Note that $x$ is a real part. Thne

$\displaystyle x^2 = \frac{u + \sqrt{u^2 + v^2}}{2}$

Thus we have

$\displaystyle x = \pm \sqrt{\frac{u + \sqrt{u^2 + v^2}}{2}}$

Next find $y$. Since $u = x^2 - y^2$, we have

$\displaystyle y^{2} = x^2 - u = \frac{u + \sqrt{u^2 + v^2}}{2} - u = \frac{-u + \sqrt{u^2 + v^2}}{2} $

Thus

$\displaystyle y = \pm \sqrt{\frac{-u + \sqrt{u^2 + v^2}}{2}} $

Next, consider what kind of curve the straight line $y = \pm b  (b> 0)$ parallel to the real axis of the $z$ plane is mapped.

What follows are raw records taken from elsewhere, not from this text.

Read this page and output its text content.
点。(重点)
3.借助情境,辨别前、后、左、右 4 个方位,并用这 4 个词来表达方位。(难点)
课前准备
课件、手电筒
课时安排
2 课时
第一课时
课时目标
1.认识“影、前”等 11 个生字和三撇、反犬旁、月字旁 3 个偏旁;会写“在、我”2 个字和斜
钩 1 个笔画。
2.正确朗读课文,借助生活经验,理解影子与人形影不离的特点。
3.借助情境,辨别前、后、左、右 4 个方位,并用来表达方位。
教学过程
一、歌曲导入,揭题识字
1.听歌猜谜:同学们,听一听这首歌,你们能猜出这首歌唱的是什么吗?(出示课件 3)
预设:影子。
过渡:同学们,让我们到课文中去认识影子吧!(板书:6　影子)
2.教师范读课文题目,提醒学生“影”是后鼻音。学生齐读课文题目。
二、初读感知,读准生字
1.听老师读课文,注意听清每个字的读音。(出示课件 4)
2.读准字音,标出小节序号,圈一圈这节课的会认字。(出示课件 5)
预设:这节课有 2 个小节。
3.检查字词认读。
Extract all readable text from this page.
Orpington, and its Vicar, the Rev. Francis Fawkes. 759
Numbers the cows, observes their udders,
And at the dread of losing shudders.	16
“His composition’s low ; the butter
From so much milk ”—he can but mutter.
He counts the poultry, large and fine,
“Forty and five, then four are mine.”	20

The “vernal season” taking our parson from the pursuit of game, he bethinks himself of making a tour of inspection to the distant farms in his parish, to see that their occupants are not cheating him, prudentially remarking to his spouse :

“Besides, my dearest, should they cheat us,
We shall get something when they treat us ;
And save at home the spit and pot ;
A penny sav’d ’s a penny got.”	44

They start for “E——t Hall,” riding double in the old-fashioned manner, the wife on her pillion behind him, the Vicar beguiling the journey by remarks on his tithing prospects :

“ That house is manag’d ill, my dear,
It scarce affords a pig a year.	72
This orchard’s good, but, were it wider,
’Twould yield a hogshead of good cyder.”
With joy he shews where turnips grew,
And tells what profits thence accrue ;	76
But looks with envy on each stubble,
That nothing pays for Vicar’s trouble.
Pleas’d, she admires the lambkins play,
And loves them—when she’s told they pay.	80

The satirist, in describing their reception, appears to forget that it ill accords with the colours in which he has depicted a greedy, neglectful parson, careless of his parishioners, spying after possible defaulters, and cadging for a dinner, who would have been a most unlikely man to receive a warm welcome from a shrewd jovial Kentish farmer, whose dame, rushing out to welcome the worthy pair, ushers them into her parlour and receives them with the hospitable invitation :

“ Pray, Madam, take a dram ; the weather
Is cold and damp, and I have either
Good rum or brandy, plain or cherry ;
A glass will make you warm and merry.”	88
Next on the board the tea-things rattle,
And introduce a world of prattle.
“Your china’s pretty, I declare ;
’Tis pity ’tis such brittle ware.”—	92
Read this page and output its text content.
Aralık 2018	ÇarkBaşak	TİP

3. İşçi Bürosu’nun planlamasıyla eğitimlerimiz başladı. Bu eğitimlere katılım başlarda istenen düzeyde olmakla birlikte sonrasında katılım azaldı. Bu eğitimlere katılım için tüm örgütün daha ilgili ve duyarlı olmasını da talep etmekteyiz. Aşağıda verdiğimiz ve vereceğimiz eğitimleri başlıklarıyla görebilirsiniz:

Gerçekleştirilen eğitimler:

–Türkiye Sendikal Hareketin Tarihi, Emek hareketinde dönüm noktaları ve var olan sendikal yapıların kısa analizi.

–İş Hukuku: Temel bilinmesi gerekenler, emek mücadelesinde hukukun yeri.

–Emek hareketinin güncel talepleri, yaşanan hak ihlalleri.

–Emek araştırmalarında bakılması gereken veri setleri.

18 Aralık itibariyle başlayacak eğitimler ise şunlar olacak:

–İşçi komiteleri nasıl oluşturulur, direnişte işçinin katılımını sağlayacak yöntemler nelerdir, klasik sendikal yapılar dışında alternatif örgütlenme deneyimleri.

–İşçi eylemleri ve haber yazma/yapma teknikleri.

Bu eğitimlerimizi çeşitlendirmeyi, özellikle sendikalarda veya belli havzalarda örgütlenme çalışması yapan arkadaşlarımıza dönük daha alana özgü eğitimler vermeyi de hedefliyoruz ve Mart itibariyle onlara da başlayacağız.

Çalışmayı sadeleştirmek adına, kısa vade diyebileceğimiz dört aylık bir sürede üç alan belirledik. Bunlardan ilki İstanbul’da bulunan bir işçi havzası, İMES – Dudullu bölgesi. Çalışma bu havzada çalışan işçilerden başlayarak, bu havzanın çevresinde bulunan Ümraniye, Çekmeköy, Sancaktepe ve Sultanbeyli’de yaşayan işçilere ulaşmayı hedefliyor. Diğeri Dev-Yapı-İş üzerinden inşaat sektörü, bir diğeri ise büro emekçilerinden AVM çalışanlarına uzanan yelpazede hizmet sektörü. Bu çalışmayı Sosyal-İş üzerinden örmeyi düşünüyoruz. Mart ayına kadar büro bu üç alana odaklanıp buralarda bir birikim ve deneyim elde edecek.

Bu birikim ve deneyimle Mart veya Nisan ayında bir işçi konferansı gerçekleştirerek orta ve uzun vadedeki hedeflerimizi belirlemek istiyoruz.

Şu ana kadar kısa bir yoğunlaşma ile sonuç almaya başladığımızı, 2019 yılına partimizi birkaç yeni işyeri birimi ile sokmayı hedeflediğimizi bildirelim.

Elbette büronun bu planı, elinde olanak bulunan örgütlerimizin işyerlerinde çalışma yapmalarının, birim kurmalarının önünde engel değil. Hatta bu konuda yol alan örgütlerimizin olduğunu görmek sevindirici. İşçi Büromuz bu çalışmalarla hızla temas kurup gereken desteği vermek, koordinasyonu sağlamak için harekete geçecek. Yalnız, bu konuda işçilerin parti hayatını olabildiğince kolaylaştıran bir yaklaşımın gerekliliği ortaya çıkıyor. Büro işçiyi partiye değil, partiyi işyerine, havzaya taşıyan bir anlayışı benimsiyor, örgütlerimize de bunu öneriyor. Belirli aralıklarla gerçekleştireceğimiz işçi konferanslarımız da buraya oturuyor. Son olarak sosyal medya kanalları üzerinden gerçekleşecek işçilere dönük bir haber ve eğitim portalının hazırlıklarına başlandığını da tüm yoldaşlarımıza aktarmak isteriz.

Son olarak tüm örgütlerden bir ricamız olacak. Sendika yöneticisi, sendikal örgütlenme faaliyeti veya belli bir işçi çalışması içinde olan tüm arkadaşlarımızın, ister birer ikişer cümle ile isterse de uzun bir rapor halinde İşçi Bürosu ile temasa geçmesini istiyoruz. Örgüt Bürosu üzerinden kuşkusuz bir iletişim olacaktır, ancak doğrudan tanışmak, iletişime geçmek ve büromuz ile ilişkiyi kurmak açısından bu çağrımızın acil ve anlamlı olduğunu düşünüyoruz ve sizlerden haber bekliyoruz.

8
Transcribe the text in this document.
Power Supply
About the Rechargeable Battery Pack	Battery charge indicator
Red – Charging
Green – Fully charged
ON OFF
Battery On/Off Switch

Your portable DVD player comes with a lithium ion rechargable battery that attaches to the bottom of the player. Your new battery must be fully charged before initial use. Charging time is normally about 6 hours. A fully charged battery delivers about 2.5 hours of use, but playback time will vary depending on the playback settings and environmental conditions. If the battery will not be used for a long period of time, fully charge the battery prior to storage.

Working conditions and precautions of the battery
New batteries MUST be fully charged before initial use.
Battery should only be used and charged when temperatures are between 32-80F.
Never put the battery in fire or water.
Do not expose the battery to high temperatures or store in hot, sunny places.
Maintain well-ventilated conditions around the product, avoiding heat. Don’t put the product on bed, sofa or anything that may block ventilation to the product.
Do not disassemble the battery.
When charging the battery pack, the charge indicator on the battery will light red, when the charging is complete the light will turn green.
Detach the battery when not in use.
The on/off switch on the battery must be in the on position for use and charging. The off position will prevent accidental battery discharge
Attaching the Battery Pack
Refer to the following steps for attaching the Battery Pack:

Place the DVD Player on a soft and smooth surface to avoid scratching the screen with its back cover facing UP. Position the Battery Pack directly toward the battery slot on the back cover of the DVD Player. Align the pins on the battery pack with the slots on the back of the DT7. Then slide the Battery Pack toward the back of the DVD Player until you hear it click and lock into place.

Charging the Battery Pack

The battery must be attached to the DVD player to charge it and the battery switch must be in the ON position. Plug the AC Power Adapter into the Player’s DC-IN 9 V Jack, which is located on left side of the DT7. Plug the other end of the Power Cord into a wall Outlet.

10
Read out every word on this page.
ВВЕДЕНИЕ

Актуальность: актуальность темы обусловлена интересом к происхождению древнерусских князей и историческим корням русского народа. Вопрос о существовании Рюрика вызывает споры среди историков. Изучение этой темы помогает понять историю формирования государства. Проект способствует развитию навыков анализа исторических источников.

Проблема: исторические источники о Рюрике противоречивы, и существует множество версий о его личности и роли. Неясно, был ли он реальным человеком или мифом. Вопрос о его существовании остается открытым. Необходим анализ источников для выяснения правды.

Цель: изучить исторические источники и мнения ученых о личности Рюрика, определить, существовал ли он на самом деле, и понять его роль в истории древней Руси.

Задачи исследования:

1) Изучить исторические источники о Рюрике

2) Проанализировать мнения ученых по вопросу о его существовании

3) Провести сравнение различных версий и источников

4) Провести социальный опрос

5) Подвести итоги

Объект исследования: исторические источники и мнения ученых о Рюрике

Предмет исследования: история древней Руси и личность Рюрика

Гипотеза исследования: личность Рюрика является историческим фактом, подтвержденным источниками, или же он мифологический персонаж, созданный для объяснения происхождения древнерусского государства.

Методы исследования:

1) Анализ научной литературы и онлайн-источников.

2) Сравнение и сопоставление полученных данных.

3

By the above equation, $y = \pm b$ satisfies

$\displaystyle y = \pm b = \pm \sqrt{\frac{-u + \sqrt{u^2 + v^2}}{2}} $

Thus,

$\displaystyle b^2 = \frac{-u + \sqrt{u^2 + v^2}}{2} $

and it is mapped to the parabola $v^2 = 4b^2(b^2 + u)$

Similarly, a straight line parallel to the imaginary axis of the $z$ plane $x = \pm a  (a > 0)$ satifies

$\displaystyle x = \pm a = \pm \sqrt{\frac{u + \sqrt{u^2 + v^2}}{2}} $

Thus

$\displaystyle a^2 = \frac{u + \sqrt{u^2 + v^2}}{2} $

and it is mapped to parabola $v^2 = 4a^2(a^2 - u)$.

2.

(a) $z = x + iy$, $w = u + iv$とおくと

$\displaystyle u + iv = z^3 = (x + iy)^3 = x^3 - 3xy^2 + i(3x^2 y - y^3) $

より $u = x^3 - 3xy^2,  v = 3x^2 y -y^3$.

(b) Let $z = x + iy$, $w = u + iv$. Then

$\displaystyle u + iv = \frac{z}{z+1} = \frac{z(\bar{z} + 1)}{\vert z + 1\vert^2} = \frac{\vert z\vert^2 + z}{\vert z+1\vert^2} $

Note that $\vert z\vert^2 = x^2 + y^2$.

$\displaystyle u + iv = \frac{x^2 + y^2 + x + iy}{(x+1)^2 + y^2}$

Therefore, $u = \frac{x^2 + y^2 + x}{(x+1)^2 + y^2},  v = \frac{y}{(x+1)^2 + y^2}$.

(c) Let $z = x + iy$, $w = u + iv$. Then

$\displaystyle u + iv = \frac{z - i}{z + i} = \frac{(z-i)(z-i)}{\vert z + i\vert^2} = \frac{(x + i(y-1))^2}{\vert z+i\vert^2} $

Note that $\vert z+i\vert^2 = x^2 + (y+1)^2$. Then

$\displaystyle u + iv = \frac{x^2 - (y-1)^2 + 2ix(y-1)}{x^2 + (y+1)^2}$

Therefore, $u = \frac{x^2 - (y-1)^2}{x^2 + (y+1)^2},  v = \frac{2x(y-1)}{x^2 + (y+1)^2}$.